Jean-Paul SmetsPDG, Rapid.Space

« Dans notre prochaine génération, nous implémenterons du RDMA, qui est supporté par la plupart des puces Ethernet à présent. Cela permet à l’antenne, équipée d’un encodeur de signaux sur Ethernet, d’écrire ou de lire directement dans la RAM du serveur, c’est-à-dire que la puce x86 ne fait aucun travail supplémentaire pour pousser ou importer les données de l’antenne », ajoute-t-il.

Contrairement à la solution de Nokia, celle de Rapid.Space est d’ores et déjà disponible.

Le fournisseur se plaît à mettre en valeur des services applicatifs qui sortent des routages TCP/IP de base (notamment un système de communication façon talkie-walkie pour des smartphones connectés et au réseau radio privé), et il assure que le côté Open source de sa solution garantit une extensibilité à l’envi des possibilités. Il existe néanmoins une alternative avec d’autres services clés en main : un autre Français, B<>Com, a développé le cœur de réseau Dome qui s’interface avec les RAN de Rapid.Space.

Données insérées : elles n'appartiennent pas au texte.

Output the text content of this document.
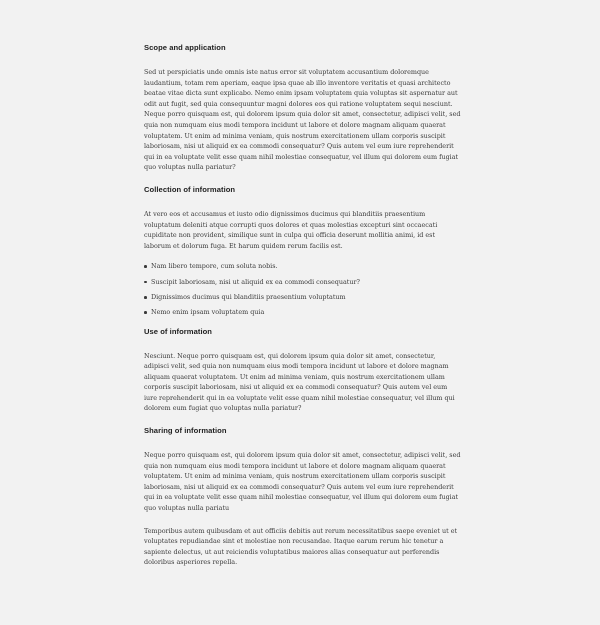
Scope and application

Sed ut perspiciatis unde omnis iste natus error sit voluptatem accusantium doloremque laudantium, totam rem aperiam, eaque ipsa quae ab illo inventore veritatis et quasi architecto beatae vitae dicta sunt explicabo. Nemo enim ipsam voluptatem quia voluptas sit aspernatur aut odit aut fugit, sed quia consequuntur magni dolores eos qui ratione voluptatem sequi nesciunt. Neque porro quisquam est, qui dolorem ipsum quia dolor sit amet, consectetur, adipisci velit, sed quia non numquam eius modi tempora incidunt ut labore et dolore magnam aliquam quaerat voluptatem. Ut enim ad minima veniam, quis nostrum exercitationem ullam corporis suscipit laboriosam, nisi ut aliquid ex ea commodi consequatur? Quis autem vel eum iure reprehenderit qui in ea voluptate velit esse quam nihil molestiae consequatur, vel illum qui dolorem eum fugiat quo voluptas nulla pariatur?

Collection of information

At vero eos et accusamus et iusto odio dignissimos ducimus qui blanditiis praesentium voluptatum deleniti atque corrupti quos dolores et quas molestias excepturi sint occaecati cupiditate non provident, similique sunt in culpa qui officia deserunt mollitia animi, id est laborum et dolorum fuga. Et harum quidem rerum facilis est.

Nam libero tempore, cum soluta nobis.
Suscipit laboriosam, nisi ut aliquid ex ea commodi consequatur?
Dignissimos ducimus qui blanditiis praesentium voluptatum
Nemo enim ipsam voluptatem quia
Use of information

Nesciunt. Neque porro quisquam est, qui dolorem ipsum quia dolor sit amet, consectetur, adipisci velit, sed quia non numquam eius modi tempora incidunt ut labore et dolore magnam aliquam quaerat voluptatem. Ut enim ad minima veniam, quis nostrum exercitationem ullam corporis suscipit laboriosam, nisi ut aliquid ex ea commodi consequatur? Quis autem vel eum iure reprehenderit qui in ea voluptate velit esse quam nihil molestiae consequatur, vel illum qui dolorem eum fugiat quo voluptas nulla pariatur?

Sharing of information

Neque porro quisquam est, qui dolorem ipsum quia dolor sit amet, consectetur, adipisci velit, sed quia non numquam eius modi tempora incidunt ut labore et dolore magnam aliquam quaerat voluptatem. Ut enim ad minima veniam, quis nostrum exercitationem ullam corporis suscipit laboriosam, nisi ut aliquid ex ea commodi consequatur? Quis autem vel eum iure reprehenderit qui in ea voluptate velit esse quam nihil molestiae consequatur, vel illum qui dolorem eum fugiat quo voluptas nulla pariatu

Temporibus autem quibusdam et aut officiis debitis aut rerum necessitatibus saepe eveniet ut et voluptates repudiandae sint et molestiae non recusandae. Itaque earum rerum hic tenetur a sapiente delectus, ut aut reiciendis voluptatibus maiores alias consequatur aut perferendis doloribus asperiores repella.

Fonctionnant sur un serveur à part, Dome route non seulement les communications d’une grande quantité de services applicatifs (la vidéo par exemple), mais peut aussi exécuter sous la forme de containers les applications de traitement qui vont avec ces services. Typiquement, il existe déjà un logiciel de reconnaissance des images filmées par des caméras de vidéosurveillance.

Paradoxalement, ce sont les résultats de Rapid.Space dans le domaine de la 5G privée qui pourraient lui permettre de vendre d’ici à quelques mois des RAN aux opérateurs télécoms, ce que les conglomérats Open RAN et O-RAN n’arrivent pas encore à faire.

« Nous ne pouvons pas révéler à ce stade quels opérateurs sont en cours de déploiement de nos RAN. Mais je peux vous dire que ce ne sont pas des Européens. Les Européens ne veulent pas ajouter à leurs cœurs de réseau existant des cœurs de réseau-bis pour nos RAN. Les Asiatiques, eux, n’y voient aucun problème. Ils nous ont donné les codes pour nous interfacer. C’est juste une question de culture », conclut Jean-Paul Smets.